Daniel P. Berrange schrieb:
On Wed, Apr 15, 2009 at 12:00:34PM -0500, Adrian Garay wrote:
> virsh --version returns 0.3.3
>
Yes, that's too old to support the NIC model setting.
You should be able to build the current libvirt release as an RPM for
RHEL-5 though.
Daniel
I too use RHEL5 (5.1 at work and 5.3 at home).
I use KVM-84 built from sourceforge-source.
I built libvirt-0.6.2 with the patch for RHEL5/CentOS5 issued yesterday,
but:
- migration (live) does not work
- migration (unlive) of a live domain works, but i have to suspend and
resume the domain on the target host and i boots up fine
- migration of a domain doesn't work if the domain is defined on the
target host, but if it isn't define back-migration is not possible and
the libvirt-daemon of the target-host hangs endless and must be rebooted.

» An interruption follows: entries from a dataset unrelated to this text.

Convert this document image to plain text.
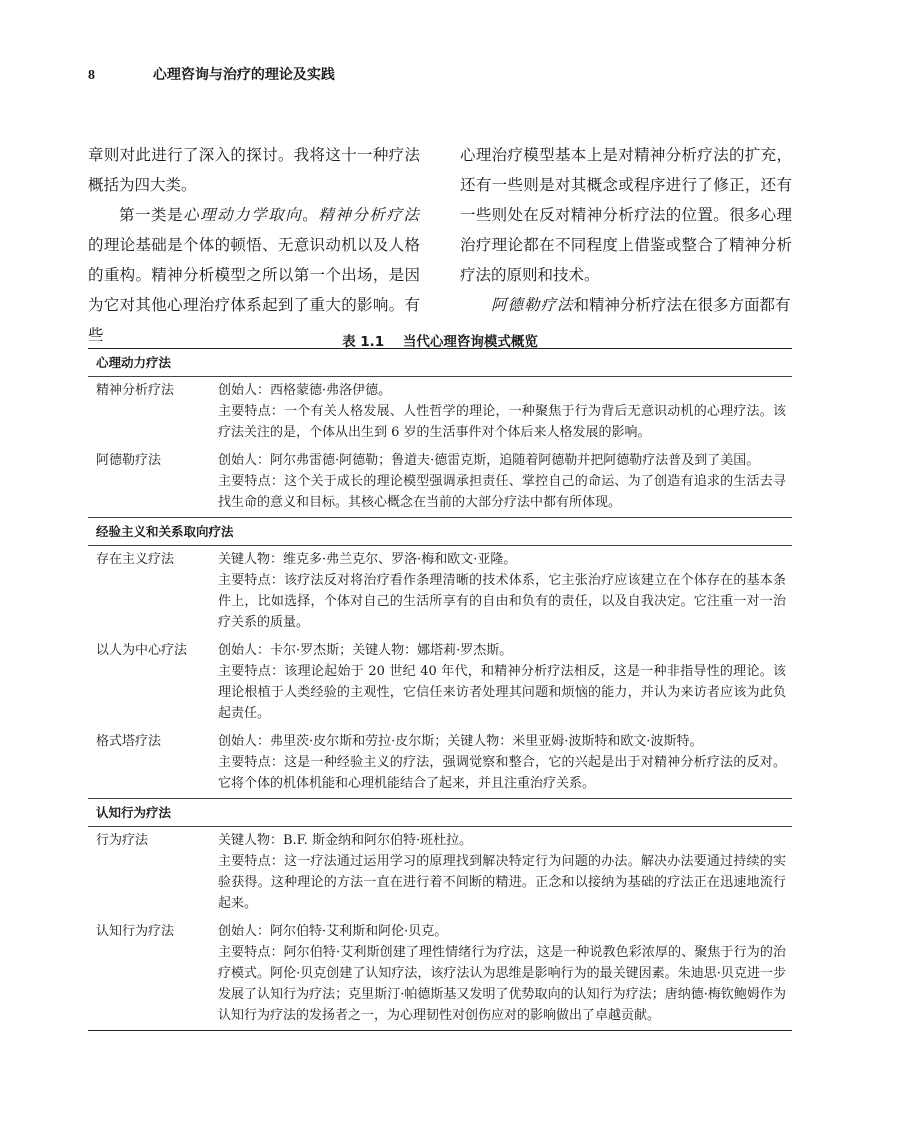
8	心理咨询与治疗的理论及实践

章则对此进行了深入的探讨。我将这十一种疗法概括为四大类。

第一类是心理动力学取向。精神分析疗法的理论基础是个体的顿悟、无意识动机以及人格的重构。精神分析模型之所以第一个出场，是因为它对其他心理治疗体系起到了重大的影响。有些

心理治疗模型基本上是对精神分析疗法的扩充，还有一些则是对其概念或程序进行了修正，还有一些则处在反对精神分析疗法的位置。很多心理治疗理论都在不同程度上借鉴或整合了精神分析疗法的原则和技术。

阿德勒疗法和精神分析疗法在很多方面都有

表 1.1 当代心理咨询模式概览
心理动力疗法
精神分析疗法	创始人：西格蒙德·弗洛伊德。

主要特点：一个有关人格发展、人性哲学的理论，一种聚焦于行为背后无意识动机的心理疗法。该疗法关注的是，个体从出生到 6 岁的生活事件对个体后来人格发展的影响。

阿德勒疗法	创始人：阿尔弗雷德·阿德勒；鲁道夫·德雷克斯，追随着阿德勒并把阿德勒疗法普及到了美国。

主要特点：这个关于成长的理论模型强调承担责任、掌控自己的命运、为了创造有追求的生活去寻找生命的意义和目标。其核心概念在当前的大部分疗法中都有所体现。

经验主义和关系取向疗法
存在主义疗法	关键人物：维克多·弗兰克尔、罗洛·梅和欧文·亚隆。

主要特点：该疗法反对将治疗看作条理清晰的技术体系，它主张治疗应该建立在个体存在的基本条件上，比如选择，个体对自己的生活所享有的自由和负有的责任，以及自我决定。它注重一对一治疗关系的质量。

以人为中心疗法	创始人：卡尔·罗杰斯；关键人物：娜塔莉·罗杰斯。

主要特点：该理论起始于 20 世纪 40 年代，和精神分析疗法相反，这是一种非指导性的理论。该理论根植于人类经验的主观性，它信任来访者处理其问题和烦恼的能力，并认为来访者应该为此负起责任。

格式塔疗法	创始人：弗里茨·皮尔斯和劳拉·皮尔斯；关键人物：米里亚姆·波斯特和欧文·波斯特。

主要特点：这是一种经验主义的疗法，强调觉察和整合，它的兴起是出于对精神分析疗法的反对。它将个体的机体机能和心理机能结合了起来，并且注重治疗关系。

认知行为疗法
行为疗法	关键人物：B.F. 斯金纳和阿尔伯特·班杜拉。

主要特点：这一疗法通过运用学习的原理找到解决特定行为问题的办法。解决办法要通过持续的实验获得。这种理论的方法一直在进行着不间断的精进。正念和以接纳为基础的疗法正在迅速地流行起来。

认知行为疗法	创始人：阿尔伯特·艾利斯和阿伦·贝克。

主要特点：阿尔伯特·艾利斯创建了理性情绪行为疗法，这是一种说教色彩浓厚的、聚焦于行为的治疗模式。阿伦·贝克创建了认知疗法，该疗法认为思维是影响行为的最关键因素。朱迪思·贝克进一步发展了认知行为疗法；克里斯汀·帕德斯基又发明了优势取向的认知行为疗法；唐纳德·梅钦鲍姆作为认知行为疗法的发扬者之一，为心理韧性对创伤应对的影响做出了卓越贡献。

- i have configured bridged lan via
/etc/sysconfig/network-scripts/ifcfg-eth[01] and
/etc/sysconfig/network-scripts/ifcfg-sw[01] respectively, virsh start
for a domain only works if the fd was invoked by a kvm on the
commandline, otherwise i get "failed to add tap interface 'vnet%d' to
bridge 'sw1' : invalid parameter" - need to get back to work tomorrow to
get more specific
- specifying <target dev='vnet7'/> for a domain doesn't work, if i
define the domain this parameter is stripped and is vanished if i do a
dumpxml of the specific domain afterwards - i thought i could evade the
vnet%d with this, but if i try to start the domain and do a dumpxml
afterwards a <target dev='vnet%d'/> is in the domain-specification
I think i should bundle this all into one new thread tomorrow when i am
at work.
This is a show-stopper for a productive scenario (okay, devel-releases
should not go productive), i think i would use kvm with
command-line-script until this works - it is a pitty the RH Enterprise
Virtualization Hypervisor is not out yet and no release-path is
announced - i can not wait since my new servers are installed next week
or the following one and i didn't like to use xen anymore and would
definitely not go for VMWare with its fat TCO-footprint.